J'entends alors des bruits de couverts sur de la porcelaine qui se rapprochent de moi. Je comprends alors ce que c'est quand je vois Amaryllus débarquer dans la chambre avec un plateau dans les mains, sur lequel il y a une petite assiette de biscuits, deux tasses de thé fumantes tellement leur contenu est chaud et deux petits chocolats en forme de cœur. Mon odorat s'éveille d'un coup quand il reconnaît le thé servi. C'est un thé noir aromatisé à la bergamote, un Earl Grey French Blue. Mon favori...Je fixe alors Amaryllis qui pose le plateau sur la table de nuit qu'elle déplace devant nous. Elle m'explique, répondant à mon regard interrogateur :
-Mimosa tenait à ce que tu manges quelque chose.

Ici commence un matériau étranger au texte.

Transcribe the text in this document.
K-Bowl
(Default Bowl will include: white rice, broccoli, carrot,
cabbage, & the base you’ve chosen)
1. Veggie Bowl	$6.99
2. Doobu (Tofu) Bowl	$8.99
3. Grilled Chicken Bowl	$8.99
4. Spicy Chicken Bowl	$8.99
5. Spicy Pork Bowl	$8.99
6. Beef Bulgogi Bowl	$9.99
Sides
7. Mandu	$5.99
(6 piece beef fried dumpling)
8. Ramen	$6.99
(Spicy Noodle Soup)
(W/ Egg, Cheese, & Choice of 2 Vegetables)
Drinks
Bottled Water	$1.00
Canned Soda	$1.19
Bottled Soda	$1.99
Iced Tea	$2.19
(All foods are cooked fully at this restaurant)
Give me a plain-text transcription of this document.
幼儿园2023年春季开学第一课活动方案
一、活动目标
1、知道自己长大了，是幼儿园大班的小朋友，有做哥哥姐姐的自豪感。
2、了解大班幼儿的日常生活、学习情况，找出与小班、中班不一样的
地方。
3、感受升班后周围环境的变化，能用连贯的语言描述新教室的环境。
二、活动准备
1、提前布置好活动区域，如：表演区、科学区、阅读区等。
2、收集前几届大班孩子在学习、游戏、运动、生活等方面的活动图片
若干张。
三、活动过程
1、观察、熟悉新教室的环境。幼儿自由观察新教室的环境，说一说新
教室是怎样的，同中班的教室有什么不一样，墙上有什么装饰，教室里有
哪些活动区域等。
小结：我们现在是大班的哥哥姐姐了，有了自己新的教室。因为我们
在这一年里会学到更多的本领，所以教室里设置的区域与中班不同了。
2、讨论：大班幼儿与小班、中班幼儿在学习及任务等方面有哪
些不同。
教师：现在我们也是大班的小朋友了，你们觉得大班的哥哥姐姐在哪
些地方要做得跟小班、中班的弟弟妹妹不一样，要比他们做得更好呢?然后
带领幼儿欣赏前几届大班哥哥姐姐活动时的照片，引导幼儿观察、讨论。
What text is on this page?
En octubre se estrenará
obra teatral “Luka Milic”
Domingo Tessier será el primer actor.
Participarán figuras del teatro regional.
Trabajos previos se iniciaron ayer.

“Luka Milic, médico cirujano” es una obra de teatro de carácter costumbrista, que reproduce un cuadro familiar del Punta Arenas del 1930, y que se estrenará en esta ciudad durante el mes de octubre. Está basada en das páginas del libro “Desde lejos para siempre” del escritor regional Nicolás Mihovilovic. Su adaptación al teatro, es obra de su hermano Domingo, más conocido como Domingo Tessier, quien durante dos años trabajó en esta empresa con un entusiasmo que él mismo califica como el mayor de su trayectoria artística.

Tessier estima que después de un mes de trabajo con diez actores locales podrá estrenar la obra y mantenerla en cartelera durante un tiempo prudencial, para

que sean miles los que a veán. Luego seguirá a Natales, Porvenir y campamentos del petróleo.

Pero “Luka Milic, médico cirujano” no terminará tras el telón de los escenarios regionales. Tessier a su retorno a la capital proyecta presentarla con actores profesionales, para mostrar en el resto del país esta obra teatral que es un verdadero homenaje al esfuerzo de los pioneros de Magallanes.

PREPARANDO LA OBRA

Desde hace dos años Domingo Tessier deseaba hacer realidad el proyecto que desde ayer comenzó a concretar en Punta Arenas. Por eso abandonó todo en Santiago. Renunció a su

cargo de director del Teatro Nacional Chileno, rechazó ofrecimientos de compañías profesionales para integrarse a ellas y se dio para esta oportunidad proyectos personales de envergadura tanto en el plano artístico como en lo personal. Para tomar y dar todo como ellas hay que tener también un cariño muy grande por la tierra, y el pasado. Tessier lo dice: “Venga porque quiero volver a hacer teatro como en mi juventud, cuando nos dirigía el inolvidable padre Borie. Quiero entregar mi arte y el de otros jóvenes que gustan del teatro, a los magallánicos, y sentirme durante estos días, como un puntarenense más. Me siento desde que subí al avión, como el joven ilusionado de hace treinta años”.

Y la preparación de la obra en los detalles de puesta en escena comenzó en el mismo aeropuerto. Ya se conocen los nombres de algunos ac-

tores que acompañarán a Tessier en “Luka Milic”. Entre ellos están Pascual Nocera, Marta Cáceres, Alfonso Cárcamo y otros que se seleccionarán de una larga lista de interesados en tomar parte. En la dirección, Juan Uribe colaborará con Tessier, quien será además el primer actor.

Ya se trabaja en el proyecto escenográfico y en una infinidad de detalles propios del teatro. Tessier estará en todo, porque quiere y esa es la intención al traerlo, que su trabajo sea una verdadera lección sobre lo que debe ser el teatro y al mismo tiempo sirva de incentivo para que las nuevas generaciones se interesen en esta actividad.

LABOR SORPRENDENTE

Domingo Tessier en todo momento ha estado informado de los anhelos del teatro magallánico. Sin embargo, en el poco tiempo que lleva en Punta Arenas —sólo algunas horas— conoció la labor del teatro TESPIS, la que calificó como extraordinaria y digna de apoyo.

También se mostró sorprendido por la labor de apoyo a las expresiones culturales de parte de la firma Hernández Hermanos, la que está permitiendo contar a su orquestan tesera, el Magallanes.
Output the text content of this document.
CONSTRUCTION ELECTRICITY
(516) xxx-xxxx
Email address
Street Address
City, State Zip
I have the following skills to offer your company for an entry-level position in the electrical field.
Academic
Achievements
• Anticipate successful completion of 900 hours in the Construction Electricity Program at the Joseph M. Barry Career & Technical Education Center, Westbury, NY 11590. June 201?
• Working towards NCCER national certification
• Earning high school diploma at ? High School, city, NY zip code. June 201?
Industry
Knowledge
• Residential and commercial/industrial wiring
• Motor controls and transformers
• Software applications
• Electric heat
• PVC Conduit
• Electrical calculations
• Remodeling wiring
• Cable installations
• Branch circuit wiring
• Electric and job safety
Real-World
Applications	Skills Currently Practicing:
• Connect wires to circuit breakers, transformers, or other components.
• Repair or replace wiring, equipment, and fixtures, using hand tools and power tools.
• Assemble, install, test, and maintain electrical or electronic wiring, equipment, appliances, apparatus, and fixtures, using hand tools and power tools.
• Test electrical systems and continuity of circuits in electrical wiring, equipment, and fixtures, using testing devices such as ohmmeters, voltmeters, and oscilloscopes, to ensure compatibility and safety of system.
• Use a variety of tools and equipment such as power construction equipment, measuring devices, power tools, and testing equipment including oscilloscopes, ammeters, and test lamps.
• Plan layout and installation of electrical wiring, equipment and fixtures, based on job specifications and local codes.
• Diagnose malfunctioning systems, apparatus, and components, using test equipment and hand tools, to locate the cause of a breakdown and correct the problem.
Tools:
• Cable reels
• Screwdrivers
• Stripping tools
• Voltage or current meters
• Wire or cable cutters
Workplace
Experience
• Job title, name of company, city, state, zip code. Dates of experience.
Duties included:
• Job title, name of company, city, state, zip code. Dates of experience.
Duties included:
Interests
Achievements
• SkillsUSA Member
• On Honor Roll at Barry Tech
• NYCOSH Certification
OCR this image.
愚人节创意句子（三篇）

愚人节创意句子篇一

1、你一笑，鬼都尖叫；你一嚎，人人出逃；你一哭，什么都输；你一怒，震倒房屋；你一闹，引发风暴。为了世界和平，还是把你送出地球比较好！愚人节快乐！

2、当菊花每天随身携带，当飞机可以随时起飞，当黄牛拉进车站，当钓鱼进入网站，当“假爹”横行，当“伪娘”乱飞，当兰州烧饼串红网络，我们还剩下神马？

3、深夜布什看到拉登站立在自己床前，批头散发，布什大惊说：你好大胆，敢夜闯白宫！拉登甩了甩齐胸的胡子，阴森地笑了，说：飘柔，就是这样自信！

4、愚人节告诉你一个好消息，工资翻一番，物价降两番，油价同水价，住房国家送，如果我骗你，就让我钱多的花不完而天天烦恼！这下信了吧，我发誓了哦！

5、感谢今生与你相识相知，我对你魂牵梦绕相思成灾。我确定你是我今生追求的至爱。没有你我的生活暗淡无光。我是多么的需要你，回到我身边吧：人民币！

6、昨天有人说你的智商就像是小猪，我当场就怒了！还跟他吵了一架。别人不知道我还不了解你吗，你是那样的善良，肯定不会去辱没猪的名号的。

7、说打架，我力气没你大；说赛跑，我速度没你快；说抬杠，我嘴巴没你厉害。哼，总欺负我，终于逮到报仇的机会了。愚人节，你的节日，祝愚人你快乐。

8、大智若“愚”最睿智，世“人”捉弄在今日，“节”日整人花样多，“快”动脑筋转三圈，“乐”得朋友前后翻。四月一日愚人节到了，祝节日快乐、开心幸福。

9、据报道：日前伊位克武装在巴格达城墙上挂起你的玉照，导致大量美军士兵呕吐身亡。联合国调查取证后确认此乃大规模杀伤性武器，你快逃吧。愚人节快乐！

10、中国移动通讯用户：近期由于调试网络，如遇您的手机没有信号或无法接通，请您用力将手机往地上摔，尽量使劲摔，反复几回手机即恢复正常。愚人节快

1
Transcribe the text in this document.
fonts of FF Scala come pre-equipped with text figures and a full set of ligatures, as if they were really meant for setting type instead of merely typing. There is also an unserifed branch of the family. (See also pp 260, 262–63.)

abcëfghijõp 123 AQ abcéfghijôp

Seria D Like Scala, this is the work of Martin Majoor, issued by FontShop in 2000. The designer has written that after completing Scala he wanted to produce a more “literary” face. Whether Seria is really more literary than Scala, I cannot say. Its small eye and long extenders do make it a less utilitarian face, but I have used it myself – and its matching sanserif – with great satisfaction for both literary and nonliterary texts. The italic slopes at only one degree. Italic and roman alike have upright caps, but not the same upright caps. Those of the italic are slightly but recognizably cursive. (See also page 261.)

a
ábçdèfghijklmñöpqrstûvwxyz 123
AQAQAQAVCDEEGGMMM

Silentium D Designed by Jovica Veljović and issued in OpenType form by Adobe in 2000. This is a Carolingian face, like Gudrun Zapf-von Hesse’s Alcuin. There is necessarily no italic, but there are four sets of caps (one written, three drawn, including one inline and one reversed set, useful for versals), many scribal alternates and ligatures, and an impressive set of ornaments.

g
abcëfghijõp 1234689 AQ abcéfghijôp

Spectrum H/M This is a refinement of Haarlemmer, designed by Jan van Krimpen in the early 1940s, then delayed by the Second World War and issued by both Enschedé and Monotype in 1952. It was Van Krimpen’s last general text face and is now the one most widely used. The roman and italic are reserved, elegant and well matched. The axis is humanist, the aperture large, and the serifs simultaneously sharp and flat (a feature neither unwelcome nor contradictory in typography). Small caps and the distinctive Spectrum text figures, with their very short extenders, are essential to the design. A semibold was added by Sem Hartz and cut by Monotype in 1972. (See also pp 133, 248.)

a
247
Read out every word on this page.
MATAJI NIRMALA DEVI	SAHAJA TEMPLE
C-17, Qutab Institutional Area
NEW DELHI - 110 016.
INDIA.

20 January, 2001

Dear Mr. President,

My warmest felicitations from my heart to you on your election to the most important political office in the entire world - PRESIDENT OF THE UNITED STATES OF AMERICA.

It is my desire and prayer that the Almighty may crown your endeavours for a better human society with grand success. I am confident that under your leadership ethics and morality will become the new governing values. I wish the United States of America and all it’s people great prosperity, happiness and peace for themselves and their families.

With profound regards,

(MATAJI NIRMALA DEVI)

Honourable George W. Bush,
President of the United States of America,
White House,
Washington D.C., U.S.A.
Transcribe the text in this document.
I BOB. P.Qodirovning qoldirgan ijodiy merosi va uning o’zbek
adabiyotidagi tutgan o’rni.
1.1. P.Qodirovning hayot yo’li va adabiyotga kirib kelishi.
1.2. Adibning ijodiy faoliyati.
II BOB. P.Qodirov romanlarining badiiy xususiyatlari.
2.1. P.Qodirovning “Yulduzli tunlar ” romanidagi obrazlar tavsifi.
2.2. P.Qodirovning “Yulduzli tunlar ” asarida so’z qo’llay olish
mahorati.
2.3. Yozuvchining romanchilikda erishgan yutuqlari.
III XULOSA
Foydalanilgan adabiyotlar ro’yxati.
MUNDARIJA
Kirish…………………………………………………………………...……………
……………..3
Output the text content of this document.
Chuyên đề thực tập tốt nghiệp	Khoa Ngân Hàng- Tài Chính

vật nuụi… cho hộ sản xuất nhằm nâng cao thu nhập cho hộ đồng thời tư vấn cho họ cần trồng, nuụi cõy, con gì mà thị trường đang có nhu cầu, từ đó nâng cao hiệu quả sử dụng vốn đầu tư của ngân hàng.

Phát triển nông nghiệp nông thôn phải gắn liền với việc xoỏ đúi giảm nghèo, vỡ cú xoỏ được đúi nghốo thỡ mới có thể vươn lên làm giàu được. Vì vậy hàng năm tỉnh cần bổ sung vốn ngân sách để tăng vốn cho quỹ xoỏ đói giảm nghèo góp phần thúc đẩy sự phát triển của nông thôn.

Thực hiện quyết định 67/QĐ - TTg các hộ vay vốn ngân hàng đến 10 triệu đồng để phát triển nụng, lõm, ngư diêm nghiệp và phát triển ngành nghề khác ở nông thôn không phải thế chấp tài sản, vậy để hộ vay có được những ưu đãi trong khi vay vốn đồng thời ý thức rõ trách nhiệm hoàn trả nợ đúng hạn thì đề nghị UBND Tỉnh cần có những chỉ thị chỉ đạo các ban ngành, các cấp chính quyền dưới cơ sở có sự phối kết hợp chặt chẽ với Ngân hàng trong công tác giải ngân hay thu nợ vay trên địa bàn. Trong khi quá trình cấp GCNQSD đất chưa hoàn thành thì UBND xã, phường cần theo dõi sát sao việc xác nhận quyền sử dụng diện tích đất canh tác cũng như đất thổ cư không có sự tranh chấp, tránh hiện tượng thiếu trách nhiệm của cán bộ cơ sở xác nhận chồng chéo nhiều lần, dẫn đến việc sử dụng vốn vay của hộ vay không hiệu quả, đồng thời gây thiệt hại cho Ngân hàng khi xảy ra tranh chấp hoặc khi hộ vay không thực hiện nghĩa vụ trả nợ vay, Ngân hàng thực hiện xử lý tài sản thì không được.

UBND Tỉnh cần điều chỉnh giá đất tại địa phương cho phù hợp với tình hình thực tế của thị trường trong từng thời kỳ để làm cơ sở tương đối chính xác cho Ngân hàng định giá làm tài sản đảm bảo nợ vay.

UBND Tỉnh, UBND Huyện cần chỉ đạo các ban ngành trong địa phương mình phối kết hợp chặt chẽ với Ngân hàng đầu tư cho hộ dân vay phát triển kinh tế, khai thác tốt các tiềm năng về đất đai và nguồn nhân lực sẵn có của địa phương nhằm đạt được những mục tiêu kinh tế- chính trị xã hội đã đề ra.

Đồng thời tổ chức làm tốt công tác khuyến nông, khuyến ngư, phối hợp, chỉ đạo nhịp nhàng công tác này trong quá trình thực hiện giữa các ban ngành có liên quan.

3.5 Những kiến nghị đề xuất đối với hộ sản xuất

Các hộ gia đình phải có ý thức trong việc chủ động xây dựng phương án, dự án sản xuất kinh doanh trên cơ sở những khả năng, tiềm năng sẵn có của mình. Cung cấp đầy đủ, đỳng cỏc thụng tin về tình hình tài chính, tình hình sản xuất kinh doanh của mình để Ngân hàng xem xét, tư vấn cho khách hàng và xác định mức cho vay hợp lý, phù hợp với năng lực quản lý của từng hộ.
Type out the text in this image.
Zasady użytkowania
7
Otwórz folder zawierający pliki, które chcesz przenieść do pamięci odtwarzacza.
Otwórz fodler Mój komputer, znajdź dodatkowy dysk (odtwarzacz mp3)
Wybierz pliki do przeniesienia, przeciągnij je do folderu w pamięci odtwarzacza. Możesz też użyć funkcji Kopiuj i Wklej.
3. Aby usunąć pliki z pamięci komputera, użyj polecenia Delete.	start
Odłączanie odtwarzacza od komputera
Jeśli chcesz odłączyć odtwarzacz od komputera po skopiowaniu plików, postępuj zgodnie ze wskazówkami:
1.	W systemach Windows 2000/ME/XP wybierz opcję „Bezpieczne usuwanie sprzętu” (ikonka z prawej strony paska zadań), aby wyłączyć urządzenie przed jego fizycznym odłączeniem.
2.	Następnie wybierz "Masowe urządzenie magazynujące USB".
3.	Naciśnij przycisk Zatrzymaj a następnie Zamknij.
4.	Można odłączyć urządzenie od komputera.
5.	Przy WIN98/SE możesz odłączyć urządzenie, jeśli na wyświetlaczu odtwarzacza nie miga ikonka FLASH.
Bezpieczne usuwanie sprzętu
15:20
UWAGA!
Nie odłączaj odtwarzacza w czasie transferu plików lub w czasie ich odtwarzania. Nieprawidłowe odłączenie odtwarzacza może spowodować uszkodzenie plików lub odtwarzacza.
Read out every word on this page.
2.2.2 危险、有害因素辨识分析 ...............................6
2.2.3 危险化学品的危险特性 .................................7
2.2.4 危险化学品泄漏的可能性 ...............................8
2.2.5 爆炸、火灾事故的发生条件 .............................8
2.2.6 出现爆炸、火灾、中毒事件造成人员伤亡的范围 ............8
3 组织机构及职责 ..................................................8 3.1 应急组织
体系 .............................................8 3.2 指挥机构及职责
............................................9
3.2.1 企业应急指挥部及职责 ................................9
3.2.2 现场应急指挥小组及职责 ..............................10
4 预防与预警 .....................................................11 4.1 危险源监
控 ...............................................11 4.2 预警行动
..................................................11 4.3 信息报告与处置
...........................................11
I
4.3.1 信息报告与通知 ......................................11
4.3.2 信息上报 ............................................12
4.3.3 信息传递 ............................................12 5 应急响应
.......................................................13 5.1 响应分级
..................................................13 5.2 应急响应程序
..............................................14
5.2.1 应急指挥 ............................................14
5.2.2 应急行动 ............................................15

Nous prenons alors chacun une tasse qui nous brûle les doigts à cause de sa température élevée. Elle souffle sur la surface de son thé et commence à boire, ou plutôt essayer de boire, en tentant de ménager ses lèvres très sensibles à la chaleur. Je fais de même, pensif.
Maintenant que mes pensées sont de nouveau claires et que mon esprit n'est plus aveuglé par la colère, je me rappelle de quelque chose qui s'est passé il y a quelques jours qui m'a beaucoup intrigué.
Je prends alors une grande inspiration pour pouvoir discuter calmement avec ma petite amie sans que ma colère récente ne refasse trop vite surface. Je n'aime pas me disputer avec les gens, et surtout pas avec Amaryllis. Elle compte trop pour moi et je ne veux en aucun cas la perdre. Et je sais qu'elle non plus ne veut pas me perdre.
C'est normal après tout, on s'aime !
Je prends alors mon courage à deux mains, ou à deux pattes, au choix, et je commence à parler :
-Amaryllis, est-ce que je peux te poser une question ?
Elle tourne ses yeux plus noir encore que le thé qu'elle est en train d'avaler.
-Tu viens de le faire, mais oui, vas-y, je t'écoute.
Je déglutis en même temps que j'engloutis ma gorgée de thé brûlant. Je baisse légèrement les yeux, comme si j'étais honteux alors qu'il n'y a pas de raison. Comme pour m'intimer de poursuivre, elle penche la tête sur le côté.
C'est trop mignon ! J'ai envie de lui sauter dessus tel un loup, l'embrasser et de la mordre !
Mais je me retiens...De toutes mes forces de loup-garou. Il ne faudrait pas que ça dégénère...
-L'autre jour, de quoi parlais-tu avec James ?
Un silence suit ma question. Je m'empresse de donner une sorte de jusitification :
-J'ai entendu le mot doublure dans votre discussion et du coup, je crains le fait qu'il parlait de celles du monde dans lequel nous sommes entrés il y a peu de temps, celui avec des loups-garous. Alors j'aimerais juste savoir.
Je regarde alors Amaryllis dans les yeux, sérieux.
-Surtout en sachant qu'il s'appelle James Maurin...
Ma petite amie me fixe alors dans mes yeux verts et brillant du désir de connaître la vérité. Elle ouvre alors lentement la bouche et me dit avec un petit sourire presque triste :
-Pour que tu saches, oui, il parlait bien des doublures de lycanthropes, comme Paul ou alors Gary pour toi...Mais si tu veux savoir pourquoi il sait cela et m'en a parlé, je pense qu'il vaut mieux que tu lui parles toi-même la semaine prochaine...
Et Amaryllis boit une gorgée de thé pour conclure sa déclaration, qui m'a donné l'impression d'un seul coup de passer sous une douche glacée.